The earliest Greek manuscripts up to at least the 6th century use all capital letters and were known as "uncial" or "majuscule" manuscripts. However, the 6th century saw the first signs of the early development of miniscule script that was fully developed by about the 9th century. It is only in this later miniscule manuscripts that there is any distinction between capital and lower case letters. Between the 6th and 9th centuries, manuscripts were produced in both forms in different places.
For the sacred proper names like "God", "Jesus", "Messiah", "Spirit", "Lord", "Father" and a few others, there was a practice dating from the very earliest manuscripts of the second century a system of abbreviation showing that the words represented sacred proper names.

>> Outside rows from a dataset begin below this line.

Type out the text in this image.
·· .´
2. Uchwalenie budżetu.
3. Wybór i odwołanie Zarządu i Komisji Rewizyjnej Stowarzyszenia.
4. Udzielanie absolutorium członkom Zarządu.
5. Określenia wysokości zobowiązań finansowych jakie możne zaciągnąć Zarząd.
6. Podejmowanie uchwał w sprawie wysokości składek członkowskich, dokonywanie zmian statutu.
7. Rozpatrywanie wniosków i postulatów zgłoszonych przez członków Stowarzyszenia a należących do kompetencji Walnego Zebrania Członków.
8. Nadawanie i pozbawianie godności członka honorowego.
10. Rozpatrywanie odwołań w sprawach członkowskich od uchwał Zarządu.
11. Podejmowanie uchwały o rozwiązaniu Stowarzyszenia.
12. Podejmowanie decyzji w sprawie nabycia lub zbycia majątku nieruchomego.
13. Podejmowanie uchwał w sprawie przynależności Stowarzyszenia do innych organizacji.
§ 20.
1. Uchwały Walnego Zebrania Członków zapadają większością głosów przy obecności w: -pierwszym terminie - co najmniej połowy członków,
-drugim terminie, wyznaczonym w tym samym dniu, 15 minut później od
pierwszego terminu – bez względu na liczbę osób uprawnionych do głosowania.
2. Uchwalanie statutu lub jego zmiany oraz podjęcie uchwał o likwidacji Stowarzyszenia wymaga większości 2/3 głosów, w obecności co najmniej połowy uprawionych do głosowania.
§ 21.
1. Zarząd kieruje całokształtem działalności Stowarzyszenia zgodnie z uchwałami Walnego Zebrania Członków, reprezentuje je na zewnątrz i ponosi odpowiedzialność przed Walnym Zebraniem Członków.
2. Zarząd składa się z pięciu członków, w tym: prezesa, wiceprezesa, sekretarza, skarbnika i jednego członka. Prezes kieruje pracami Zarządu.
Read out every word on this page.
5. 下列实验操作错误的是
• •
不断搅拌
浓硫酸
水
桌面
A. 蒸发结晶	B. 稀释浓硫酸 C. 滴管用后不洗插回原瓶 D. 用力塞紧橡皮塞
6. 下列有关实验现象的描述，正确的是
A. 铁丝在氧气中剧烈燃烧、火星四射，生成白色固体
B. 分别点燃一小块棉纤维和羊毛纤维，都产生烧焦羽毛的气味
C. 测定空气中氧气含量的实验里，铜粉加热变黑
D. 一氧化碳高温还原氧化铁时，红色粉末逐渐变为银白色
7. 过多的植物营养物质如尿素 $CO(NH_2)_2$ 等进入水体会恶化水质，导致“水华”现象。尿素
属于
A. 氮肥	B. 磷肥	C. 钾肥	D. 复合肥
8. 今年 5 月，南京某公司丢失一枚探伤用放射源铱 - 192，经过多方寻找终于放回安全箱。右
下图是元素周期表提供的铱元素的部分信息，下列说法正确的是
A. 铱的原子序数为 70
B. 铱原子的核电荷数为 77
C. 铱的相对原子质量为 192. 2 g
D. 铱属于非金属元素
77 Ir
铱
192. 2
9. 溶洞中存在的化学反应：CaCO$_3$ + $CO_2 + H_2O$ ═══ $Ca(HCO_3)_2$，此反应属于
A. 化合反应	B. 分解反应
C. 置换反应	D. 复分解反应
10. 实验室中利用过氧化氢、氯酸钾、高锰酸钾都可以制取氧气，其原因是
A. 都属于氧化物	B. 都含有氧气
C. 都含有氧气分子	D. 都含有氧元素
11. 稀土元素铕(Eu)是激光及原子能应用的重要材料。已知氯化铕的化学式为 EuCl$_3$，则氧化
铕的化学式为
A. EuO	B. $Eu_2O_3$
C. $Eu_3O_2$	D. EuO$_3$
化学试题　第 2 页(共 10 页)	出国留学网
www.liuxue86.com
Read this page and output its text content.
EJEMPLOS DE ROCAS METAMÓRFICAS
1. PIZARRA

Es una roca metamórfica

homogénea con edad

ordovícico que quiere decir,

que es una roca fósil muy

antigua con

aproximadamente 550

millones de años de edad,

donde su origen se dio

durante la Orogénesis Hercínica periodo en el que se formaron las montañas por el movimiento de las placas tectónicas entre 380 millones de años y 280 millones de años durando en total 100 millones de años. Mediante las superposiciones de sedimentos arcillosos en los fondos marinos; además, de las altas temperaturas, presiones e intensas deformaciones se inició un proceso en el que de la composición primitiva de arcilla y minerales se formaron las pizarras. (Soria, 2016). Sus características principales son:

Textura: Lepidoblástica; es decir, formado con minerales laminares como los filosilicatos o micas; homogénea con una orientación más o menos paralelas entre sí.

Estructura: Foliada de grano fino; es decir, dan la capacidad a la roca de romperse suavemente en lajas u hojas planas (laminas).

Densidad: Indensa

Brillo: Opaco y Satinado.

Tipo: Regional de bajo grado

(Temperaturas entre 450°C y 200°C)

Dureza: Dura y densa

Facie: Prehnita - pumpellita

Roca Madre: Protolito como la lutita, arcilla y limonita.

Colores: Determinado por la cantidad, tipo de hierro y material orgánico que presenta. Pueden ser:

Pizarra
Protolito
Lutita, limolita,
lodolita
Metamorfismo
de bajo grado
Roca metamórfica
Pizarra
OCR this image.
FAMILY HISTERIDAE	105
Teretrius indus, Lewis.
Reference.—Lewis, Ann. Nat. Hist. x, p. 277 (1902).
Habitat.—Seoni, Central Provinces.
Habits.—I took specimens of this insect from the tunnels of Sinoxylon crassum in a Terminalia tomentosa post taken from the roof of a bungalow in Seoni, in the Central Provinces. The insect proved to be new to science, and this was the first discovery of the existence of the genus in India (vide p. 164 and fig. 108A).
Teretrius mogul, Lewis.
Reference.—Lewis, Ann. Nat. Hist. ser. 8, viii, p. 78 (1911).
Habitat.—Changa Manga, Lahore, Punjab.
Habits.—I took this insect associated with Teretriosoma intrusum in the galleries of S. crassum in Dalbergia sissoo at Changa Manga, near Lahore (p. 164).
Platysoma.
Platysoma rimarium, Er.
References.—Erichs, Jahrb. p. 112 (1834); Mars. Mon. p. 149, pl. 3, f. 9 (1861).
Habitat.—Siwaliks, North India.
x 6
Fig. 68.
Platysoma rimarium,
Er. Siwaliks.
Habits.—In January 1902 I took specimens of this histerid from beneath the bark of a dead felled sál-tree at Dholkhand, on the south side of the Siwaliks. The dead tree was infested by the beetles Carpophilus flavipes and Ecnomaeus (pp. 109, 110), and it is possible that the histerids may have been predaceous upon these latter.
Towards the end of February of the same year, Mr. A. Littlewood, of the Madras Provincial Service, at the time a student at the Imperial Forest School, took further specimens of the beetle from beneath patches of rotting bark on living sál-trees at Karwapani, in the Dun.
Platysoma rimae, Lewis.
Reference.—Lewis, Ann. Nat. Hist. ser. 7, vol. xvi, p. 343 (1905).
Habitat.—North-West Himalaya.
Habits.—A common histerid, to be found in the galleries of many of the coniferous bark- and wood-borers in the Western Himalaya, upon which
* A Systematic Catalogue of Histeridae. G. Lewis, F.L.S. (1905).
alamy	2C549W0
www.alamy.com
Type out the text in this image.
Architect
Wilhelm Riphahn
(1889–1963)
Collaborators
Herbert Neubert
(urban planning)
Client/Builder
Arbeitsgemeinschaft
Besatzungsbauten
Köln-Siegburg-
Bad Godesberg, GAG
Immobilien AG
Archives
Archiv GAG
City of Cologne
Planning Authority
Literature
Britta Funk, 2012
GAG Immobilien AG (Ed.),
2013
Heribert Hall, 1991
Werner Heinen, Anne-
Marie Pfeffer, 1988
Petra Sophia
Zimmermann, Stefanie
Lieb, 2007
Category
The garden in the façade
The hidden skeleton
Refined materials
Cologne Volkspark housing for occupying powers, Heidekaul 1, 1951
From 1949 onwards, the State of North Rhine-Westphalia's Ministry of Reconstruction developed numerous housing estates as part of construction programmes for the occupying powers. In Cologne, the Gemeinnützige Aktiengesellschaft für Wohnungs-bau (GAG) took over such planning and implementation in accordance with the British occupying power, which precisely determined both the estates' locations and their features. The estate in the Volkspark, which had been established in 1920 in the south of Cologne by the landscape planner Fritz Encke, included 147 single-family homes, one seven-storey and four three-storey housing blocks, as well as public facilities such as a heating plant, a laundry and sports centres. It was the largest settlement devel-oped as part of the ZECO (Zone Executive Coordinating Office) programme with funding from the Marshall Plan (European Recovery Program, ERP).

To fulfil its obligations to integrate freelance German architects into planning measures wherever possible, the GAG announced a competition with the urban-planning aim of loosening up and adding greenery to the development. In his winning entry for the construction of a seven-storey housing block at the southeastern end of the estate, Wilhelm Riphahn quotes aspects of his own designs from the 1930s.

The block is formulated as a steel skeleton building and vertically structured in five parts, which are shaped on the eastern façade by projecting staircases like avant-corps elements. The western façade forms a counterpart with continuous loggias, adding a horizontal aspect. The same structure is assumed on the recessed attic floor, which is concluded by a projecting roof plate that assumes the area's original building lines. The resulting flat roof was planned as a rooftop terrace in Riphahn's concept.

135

Here are a few. The abbreviation was highlighted by an overbar drawn atop the letters (not reproduced below). These were known as "nomina sacra".
God -> Θεός -> ΘΣ
Lord -> Κύριος -> ΚΣ
Jesus -> Ἰησοῦς - ΙΣ
Spirit/Ghost -> Πνεῦμα -> ΠΝΑ
Savior -> Σωτήρ -> ΣΗΡ
Thus, if we follow the earliest manuscripts (at a time before the formal doctrine of Trinitarianism/Arianism/Modalism/etc even developed) we see that the word "Sprit" in numerous places was regarded as sacred.
For more information see https://en.wikipedia.org/wiki/Nomina_sacra
In modern translations since about 1960, capitalisation of "Holy Spirit" is more restrained than in the earliest manuscripts.
The Greek phrase "pneuma hagios" (= Holy Spirit) occurs 90 times in the NT. Here are the first few: Matt 1:18, 20, 3:11, 12:32, 28:19, Mark 1:8, 3:29, 12:36, 13:11, Luke 1:15, 35, 41, 67, 2:25, 26, 3:16, 22, etc. (The writer Luke uses this phrase more than any other NT author and more than all other NT authors combined.)